1994-1999 ve 2001 krizlerine, yabancılar lehine IMF patentli mali ve iktisadi politikalara rağmen, Türk şirketlerinin performansları katma değer gerçekleştirmedeki başarıları göz ardı edilemeyecek derecede.  

İSO Başkanı Tanıl Küçük'te yukarıdaki görüşü paylaşmakta. Rekabet ortamı adil bir şekilde sağlanırsa, Türk şirketleri katma değeri yüksek ürünlere yönelebilirler, kendi markalarını oluşturabilirler.  

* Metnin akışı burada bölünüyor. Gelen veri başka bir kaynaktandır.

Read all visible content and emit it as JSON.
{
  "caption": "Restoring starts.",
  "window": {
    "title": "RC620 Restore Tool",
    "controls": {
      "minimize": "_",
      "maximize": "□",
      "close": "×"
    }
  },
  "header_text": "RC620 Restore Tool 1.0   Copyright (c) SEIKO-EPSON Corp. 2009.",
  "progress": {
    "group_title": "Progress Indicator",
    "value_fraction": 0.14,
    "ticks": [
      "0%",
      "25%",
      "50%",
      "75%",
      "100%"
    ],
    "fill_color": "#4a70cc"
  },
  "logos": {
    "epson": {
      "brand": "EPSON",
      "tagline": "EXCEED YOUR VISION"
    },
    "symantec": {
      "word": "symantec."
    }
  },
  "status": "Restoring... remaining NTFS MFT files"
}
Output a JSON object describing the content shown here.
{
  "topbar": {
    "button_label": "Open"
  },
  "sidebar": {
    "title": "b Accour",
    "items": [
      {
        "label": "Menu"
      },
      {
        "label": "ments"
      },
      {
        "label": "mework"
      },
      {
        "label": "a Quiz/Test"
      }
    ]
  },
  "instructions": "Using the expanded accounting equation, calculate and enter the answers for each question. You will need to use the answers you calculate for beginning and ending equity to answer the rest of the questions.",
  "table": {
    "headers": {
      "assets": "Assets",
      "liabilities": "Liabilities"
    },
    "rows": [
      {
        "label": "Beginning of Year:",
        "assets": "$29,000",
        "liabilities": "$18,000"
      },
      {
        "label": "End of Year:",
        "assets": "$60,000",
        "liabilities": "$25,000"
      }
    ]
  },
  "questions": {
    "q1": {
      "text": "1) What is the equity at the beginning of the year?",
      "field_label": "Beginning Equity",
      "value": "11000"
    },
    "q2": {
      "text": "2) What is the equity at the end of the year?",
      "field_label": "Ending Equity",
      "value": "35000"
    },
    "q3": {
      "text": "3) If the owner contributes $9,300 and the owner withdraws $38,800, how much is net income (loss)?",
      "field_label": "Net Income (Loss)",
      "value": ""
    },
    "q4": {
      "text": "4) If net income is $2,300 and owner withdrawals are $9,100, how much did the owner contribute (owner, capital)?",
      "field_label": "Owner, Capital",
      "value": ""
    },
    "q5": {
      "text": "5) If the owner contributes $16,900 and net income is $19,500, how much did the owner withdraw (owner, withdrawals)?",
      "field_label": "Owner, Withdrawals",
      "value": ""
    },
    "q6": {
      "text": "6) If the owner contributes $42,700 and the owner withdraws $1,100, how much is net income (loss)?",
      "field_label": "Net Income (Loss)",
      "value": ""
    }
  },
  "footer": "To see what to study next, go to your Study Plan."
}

Ancak işleyen mevcut sistemde, yabancılar ortak oldukları şirketleri daha sonra ele geçirdiler.  

Kamunun sanayideki payı azalırken, özel Türk firmalarının değil, yabancıların sanayideki payı arttı.  

Benzer durum hizmet sektörü ve bankacılık sektöründe de alarm vermektedir. Bankacılıkta, borsada işlem gören Türk bankalarının hisselerinin büyük çoğunluğunun yabancıların elinde olduğu da göz önüne alınırsa, yabancı payı üçte biri geçmiş durumda.  

Finansbank'ın patronu Hüsnü Özyeğin banka evliliklerine yönelik olarak, "Almak değil, kontrol etmek istiyorlar. Bu evlenmek değil, kız vermek oluyor" şeklinde özetlemişti, yabancıların Türk bankalara yönelik ilgisini.